Until we stop clinging to the myth of representative democracy, we won’t begin to think about far better systems of governance. Which means we’ll continue to experience increasingly poor outcomes which in turn will lead to even worse demagogues appearing on the scene which in turn will lead to even poorer outcomes. We know where all this inevitably leads.
Even today, in the absence of war between the various squabbling democracies, we’re causing catastrophic harm. We’re burning precious rainforests (which provide 30% of the oxygen we breath) at an ever-accelerating rate. We’re over-fishing and obliterating ecosystems by means of deep-sea trawling that drags concrete rollers over the fragile seabed, scooping up all marine life — most of which is then tossed back, dead, into the oceans as “by-catch.” We’re acidifying the oceans (which provide 70% of the oxygen we breath). Even without climate change, these acts alone will end by destroying most life on Earth. Yet we persist because democracies are driven by the unassailable forces of ignorance, stupidity, and short-sightedness.

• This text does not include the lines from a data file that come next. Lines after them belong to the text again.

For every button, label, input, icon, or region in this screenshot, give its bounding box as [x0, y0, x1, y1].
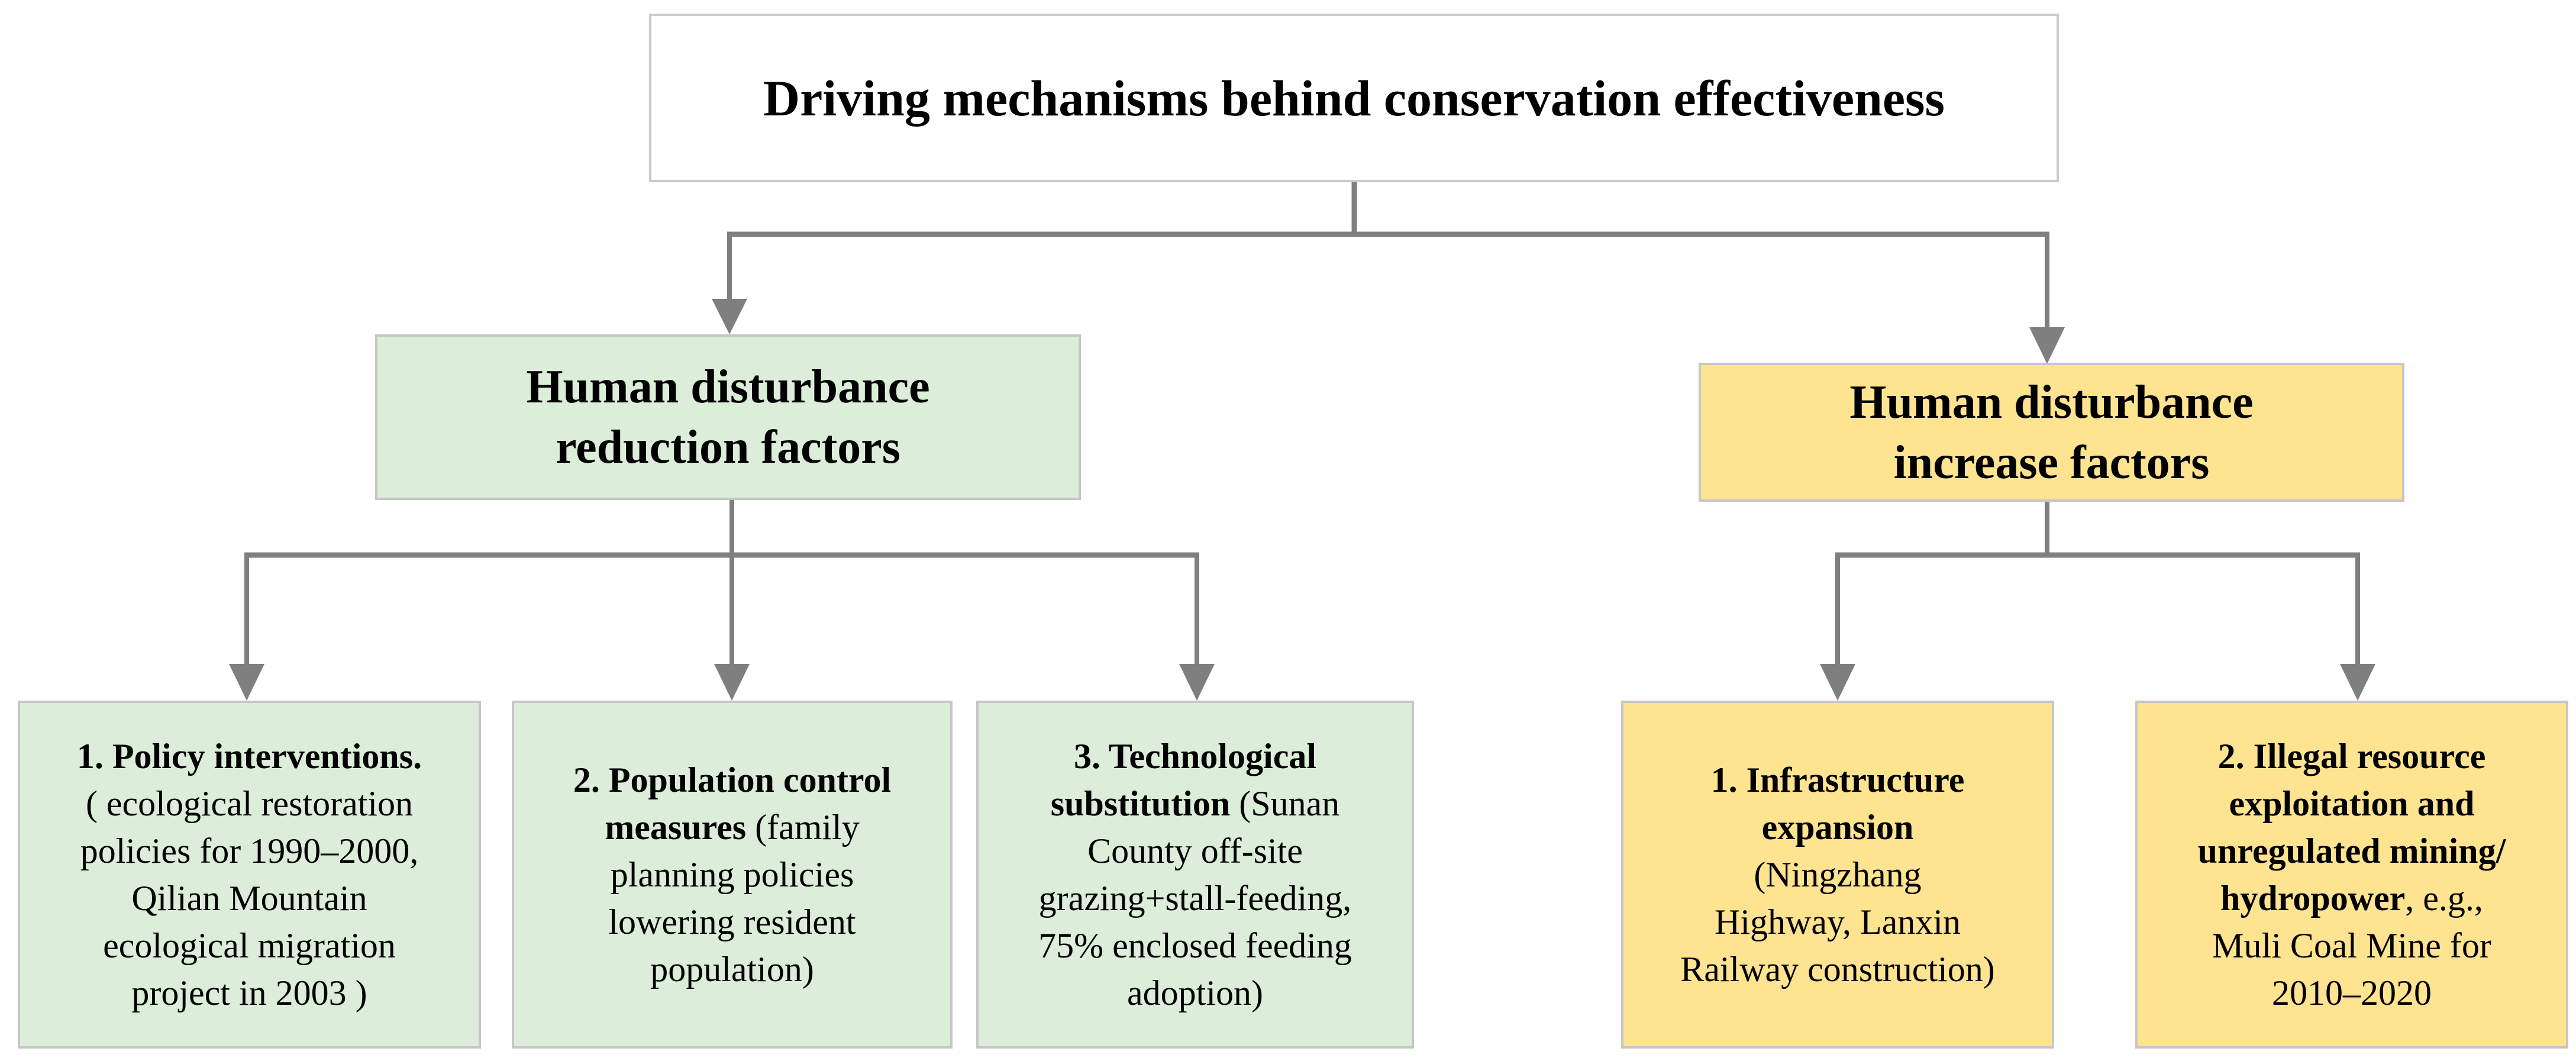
policy-interventions-box: 1. Policy interventions. ( ecological re… [18, 701, 481, 1049]
reduction-factors-label: Human disturbance reduction factors [526, 361, 930, 473]
title-box: Driving mechanisms behind conservation e… [649, 14, 2059, 182]
arrowhead-leaf5-icon [2340, 664, 2375, 701]
population-control-title: 2. Population control measures [573, 760, 892, 847]
population-control-detail: (family planning policies lowering resid… [608, 808, 860, 989]
policy-interventions-title: 1. Policy interventions. [76, 737, 422, 776]
population-control-text: 2. Population control measures (family p… [573, 756, 891, 993]
population-control-box: 2. Population control measures (family p… [512, 701, 953, 1049]
illegal-exploitation-title: 2. Illegal resource exploitation and unr… [2197, 737, 2506, 918]
illegal-exploitation-box: 2. Illegal resource exploitation and unr… [2135, 701, 2568, 1049]
technological-substitution-detail: (Sunan County off-site grazing+stall-fee… [1038, 784, 1352, 1012]
infrastructure-expansion-box: 1. Infrastructure expansion (Ningzhang H… [1621, 701, 2054, 1049]
arrowhead-leaf1-icon [229, 664, 264, 701]
illegal-exploitation-text: 2. Illegal resource exploitation and unr… [2198, 733, 2506, 1017]
reduction-factors-box: Human disturbance reduction factors [375, 334, 1081, 500]
infrastructure-expansion-title: 1. Infrastructure expansion [1710, 760, 1965, 847]
page-title: Driving mechanisms behind conservation e… [763, 69, 1945, 127]
arrowhead-increase-icon [2029, 327, 2065, 364]
increase-factors-label: Human disturbance increase factors [1849, 376, 2254, 489]
arrowhead-leaf2-icon [714, 664, 750, 701]
infrastructure-expansion-text: 1. Infrastructure expansion (Ningzhang H… [1680, 756, 1995, 993]
technological-substitution-title: 3. Technological substitution [1050, 737, 1317, 823]
increase-factors-box: Human disturbance increase factors [1699, 363, 2404, 502]
arrowhead-leaf3-icon [1179, 664, 1215, 701]
technological-substitution-box: 3. Technological substitution (Sunan Cou… [976, 701, 1414, 1049]
infrastructure-expansion-detail: (Ningzhang Highway, Lanxin Railway const… [1680, 855, 1995, 989]
technological-substitution-text: 3. Technological substitution (Sunan Cou… [1038, 733, 1352, 1017]
policy-interventions-text: 1. Policy interventions. ( ecological re… [77, 733, 422, 1017]
arrowhead-leaf4-icon [1820, 664, 1855, 701]
illegal-exploitation-detail: , e.g., Muli Coal Mine for 2010–2020 [2212, 879, 2491, 1012]
policy-interventions-detail: ( ecological restoration policies for 19… [80, 784, 419, 1012]
arrowhead-reduction-icon [712, 299, 747, 334]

The first step on the long road towards something better is to accept that the current state of affairs is unsatisfactory. This does not mean we need to return to the days of Kings and Emperors, much as Putin and Xi and Erdogan and Modi and Trump would love us to think is the case. It means we need to accept the fundamental limitations of human beings and engineer suitable mitigations.
The average person is an abysmally poor driver. But instead of accepting a high rate of death on the roads, automotive engineers work tirelessly to mitigate the situation by building in airbags, antilock brakes, stability control systems, lane departure warning, automatic collision avoidance, crumple zones, and all manner of other safety features that compensate for ineradicable human incompetence.
Designers of domestic appliances and electronic toys such as smartphones and tablets don’t expect ordinary people to understand anything about how these modern-day miracles actually work. Instead, they strive to make the operation of their products as simple as possible so that ordinary people can use them without too much mishap.
We need systems of governance that apply the same principles. It’s no good being content with terrible road fatality statistics year after year, or endless complaints from customers who can’t understand how to turn on their phones. And it’s no good being content with a system of governance that is hopelessly unfit for purpose and which reliably delivers appalling outcomes.
Unless, that is, you think Trump and Brexit and Bolsonaro and Modi and Duterte and Putin and Erdogan and Babiš and all the other blustering incompetent liars are what we really need and that life will be wonderful as long as we can all have “strong” leaders to implement “the will of the people.”
We’ve tried that for far too long. It really is long past time we looked to build something better.